Venise en majesté

par
venezia

SAN MARCI DI VENEZIA
Oeuvres Giovanni BASSANO, Giovanni et Andrea GABRIELI et Claudio MERULO
Les Traversées Baroques, dir.: Etienne MEYER
2017-DDD-71'41-Textes de présentation en anglais, français et allemand-Accent ACC 24345

La Capella Musicale di San Marco bénéficiait, au tournant du 16ème siècle, de l'opulence économique de Venise, alors grande puissance à l'apogée de son âge d'or: son choeur, avec ses 36 chantres, était l'un des plus fournis et les plus fameux d'Italie, un ensemble auquel se joignaient à l'occasion des enfants. L'arrivée d'Adrien Willaert, en 1527, annonça un tournant décisif dans l'art musical de la Sérénissime en adoptant un langage résolument moderne et novateur. Véritable laboratoire de l'avant-garde, la cité permit à des esprits brillants, tels que Andrea et son neveu Giovanni Gabrieli, Claudio Merulo ou Giovanni Bassano, d'épanouir leur génie. C'est à cet univers en ébullition qu'Etienne Meyer et son ensemble Les Traversées baroques se proposent de nous convier dans un disque très bien imaginé, où tous ces noms se voient réunis. Difficile de tout décrire: chaque pièce mériterait qu'on s'y attarde longuement. Citons donc le Miserere de Giovanni Gabrieli, d'une densité et d'une audace harmonique qui illustrent à souhait le statut de l'institution dont il était l'un des illustres représentants. Ou encore son Vox Domini, d'une complexité contrapuntique saisissante. Ces pièces liturgiques sont agrémentées de quelques-unes de ces célèbres Canzon pour cuivres typiques de l'Art de Venise ou de pièces d'orgue remarquables telle une toccata d'Andrea. Même Palestrina, l'alpha de l'explosion artistique qui marque le remarquable 16ème siècle, est indirectement convié à la fête par l'inclusion au programme de deux pièces de sa composition, un Ave Maria et un Veni dilecte mi, revisitées par Giovanni Bassano.

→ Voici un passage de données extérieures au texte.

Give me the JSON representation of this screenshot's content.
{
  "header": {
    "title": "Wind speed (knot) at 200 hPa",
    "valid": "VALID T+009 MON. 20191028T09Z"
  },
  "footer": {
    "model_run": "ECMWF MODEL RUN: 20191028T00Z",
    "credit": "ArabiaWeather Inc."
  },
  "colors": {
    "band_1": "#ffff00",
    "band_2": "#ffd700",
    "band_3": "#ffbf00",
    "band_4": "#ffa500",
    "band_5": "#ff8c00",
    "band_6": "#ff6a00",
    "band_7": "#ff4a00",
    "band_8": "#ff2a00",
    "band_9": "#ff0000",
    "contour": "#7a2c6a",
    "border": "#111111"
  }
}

A l'écoute de ces pages, on ne peut que réaliser à quel point cette musique participait avec harmonie à l'élan artistique, au sens le plus large, de cette ville hors normes: comment, en effet, ne pas penser aux élaborations somptueuses des Titien, Véronèse, Tintoret, et de tant d'autres, contemporaines, dont plusieurs chefs-d'oeuvre ornent quelques-unes des plus belles églises de la ville. L'interprétation évite la surenchère d'effets et s'avère très efficace. Malgré la pléthore de programmes consacrés à cette période de l'aventure musicale, ce disque devrait « sortir du lot » par son climat, très véridique, qu'instille Meyer et ses complices. On regrettera seulement que le livret se limite à des considérations générales, d'ailleurs fort pertinentes, sur ce « grand siècle » italien et ne détaille pas davantage par le menu chacun de ces joyaux.